Principal Graph Data Engineer
AstraZeneca is a global, innovation-driven biopharmaceutical business that focuses on the discovery, development and commercialization of prescription medicines for some of the world's most serious diseases. But we're more than one of the world's leading pharmaceutical companies. At AstraZeneca, we're proud to have an outstanding workplace culture that encourages innovation and collaboration. Here, employees are empowered to express diverse perspectives and are made to feel valued, energized and rewarded for their ideas and creativity.
About the role
Are you interested in building data products that could benefit millions of patients? We are assembling a new team committed to building and analysing disease knowledge graphs, comprising diverse skillsets: data scientists, bioinformaticians, software engineers and machine learning engineers with an interest in graph and natural language processing. This team will transform our ability to surface key biological insights improving our understanding of oncology, respiratory and cardiovascular disease, targets and drug response..
We are looking for a Backend Engineer with a focus on Knowledge Graphs and NLP to join our Data Science & AI team in Cambridge.
What you’ll do
We are working in collaboration with our scientists to help develop better drugs faster, choose the right treatment for a patient and run safer clinical trials.
Our team empowers our scientists from early development to the late stages in drug development, driving innovation and acting as a catalyst for the adoption of the latest advances in Artificial Intelligence and Data Science.
As part of the team, you will contribute to the design and development of data pipelines and machine learning productsat scale to build and interrogate knowledge graphs, using cloud tools and your expertise with spark, docker, python or scala
You will use your expertise in mining massive datasets using map reduce, approximate nearest neighbour, locally sensitive hashing and other similar approaches to analyse and optimize graph structures.
You will help build deep learning algorithms running on distributed GPU clusters to infer new edges, recommend similar nodes and interpret novel biological hypothesis.
You will contribute to the development of APIs and backend services used to exploit the biological insights derived by knowledge graphs.
The algorithms you will help develop will help integrate knowledge from biomedical literature, public data sources, and proprietary clinical and pre-clinical multi-layered data to:
- Discover novel drug targets.
- Identify patterns defining distinct patient groups and biomarkers.
- Understand drug mechanism of action and safety.
- Build recommendation systems supporting decision-making in drug programs.
You will help the team educate the AZ scientific community to adopt a data-first culture, working alongside domain experts to design projects.
You will collaborate with the burgeoning Data Science community across AZ to benchmark and maximise impact, establishing best practices for data engineering, sharing code and peer insight.
You will maintain awareness of state-of-the-art applications of knowledge graphs for drug discovery, and influence strategic decision of the group. You will identify and lead external interactions with opinion leaders in the field, and grow our external reputation by publishing innovative methodologies and scientific discoveries.
What you’ll need
- MS in Computer Science or related quantitative field
- 2+ year backend experience as proven by a product or academic publications
- You have coded and optimized pipeline in spark
- You have working knowledge of packaging, containerization and orchestration tools such as Kubernetes
- You know how to scale server architectures, web services and distributed systems
- Developed software as part of a team and familiar with version control, CI/CD and tooling.
- Strong software development skills, with proficiency in Python and Scala preferred
- Proven experience building large scale data processing pipelines
- Experience with Cloud infrastructure and services
- Creative, collaborative, & product focused
Bonus points if
- Proven experience or demonstrable deep technical skills in one or more of the following areas: machine learning, recommendation systems, pattern recognition, natural language processing or computer vision.
- You have built fast and scalable REST, GraphQL or SPARQL APIs
The role will have no direct line reports, but task management responsibilities within project or services may occur
Department – Data & Analytics, S&EUIT
Science and Enabling Units IT is a global IT capability supporting Drug Research, Drug Development, Product & Portfolio Strategy, Medical Affairs, Finance, HR, Compliance, Legal and Global Business Services.

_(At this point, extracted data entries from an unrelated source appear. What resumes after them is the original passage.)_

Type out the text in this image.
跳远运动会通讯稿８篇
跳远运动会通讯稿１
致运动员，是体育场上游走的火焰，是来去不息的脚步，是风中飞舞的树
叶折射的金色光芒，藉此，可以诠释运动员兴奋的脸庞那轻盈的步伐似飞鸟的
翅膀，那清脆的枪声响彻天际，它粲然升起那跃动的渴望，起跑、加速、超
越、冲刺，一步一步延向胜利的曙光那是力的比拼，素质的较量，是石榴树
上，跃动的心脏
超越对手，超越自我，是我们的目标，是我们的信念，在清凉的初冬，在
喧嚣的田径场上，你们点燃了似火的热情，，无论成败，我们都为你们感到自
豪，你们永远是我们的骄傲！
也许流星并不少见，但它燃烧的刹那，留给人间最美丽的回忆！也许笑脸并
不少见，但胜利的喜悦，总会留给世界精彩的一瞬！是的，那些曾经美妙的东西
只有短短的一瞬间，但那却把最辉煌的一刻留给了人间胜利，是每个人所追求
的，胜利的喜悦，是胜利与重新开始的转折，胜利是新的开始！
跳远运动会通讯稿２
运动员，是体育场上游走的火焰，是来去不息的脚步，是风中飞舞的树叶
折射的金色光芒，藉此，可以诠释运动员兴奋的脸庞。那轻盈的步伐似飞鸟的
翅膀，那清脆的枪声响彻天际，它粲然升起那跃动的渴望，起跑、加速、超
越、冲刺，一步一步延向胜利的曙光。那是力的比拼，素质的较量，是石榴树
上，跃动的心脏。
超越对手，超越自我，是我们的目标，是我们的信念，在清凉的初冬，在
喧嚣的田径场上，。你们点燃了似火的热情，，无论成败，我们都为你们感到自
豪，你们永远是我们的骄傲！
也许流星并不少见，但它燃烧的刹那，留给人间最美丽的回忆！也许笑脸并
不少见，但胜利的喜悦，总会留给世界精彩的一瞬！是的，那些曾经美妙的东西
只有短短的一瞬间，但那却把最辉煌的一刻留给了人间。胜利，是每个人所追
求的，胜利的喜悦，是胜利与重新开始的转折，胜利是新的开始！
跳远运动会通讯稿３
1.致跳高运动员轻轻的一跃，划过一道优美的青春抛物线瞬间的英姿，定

We are organized around 7 key capability areas: Business Partnering, Solution Delivery, Architecture, Application Support, Data & Analytics, Change & Operations, operating out of sites across the US, UK, Sweden, India and Mexico.
Data & Analytics provides analytics and data insight services and solutions critical to the Data & AI/ML emerging strategy and mission of S&EUIT and AZ. D&A is organized into teams specializing in Information Architecture, Data Engineering, Data Visualisation, Knowledge Management, Data Science, Data Analysis and Information Governance.
AstraZeneca embraces diversity and equality of opportunity. We are committed to building an inclusive and diverse team representing all backgrounds, with as wide a range of perspectives as possible, and harnessing industry-leading skills. We believe that the more inclusive we are, the better our work will be. We welcome and consider applications to join our team from all qualified candidates, regardless of their characteristics. We comply with all applicable laws and regulations on non-discrimination in employment (and recruitment), as well as work authorisation and employment eligibility verification requirements.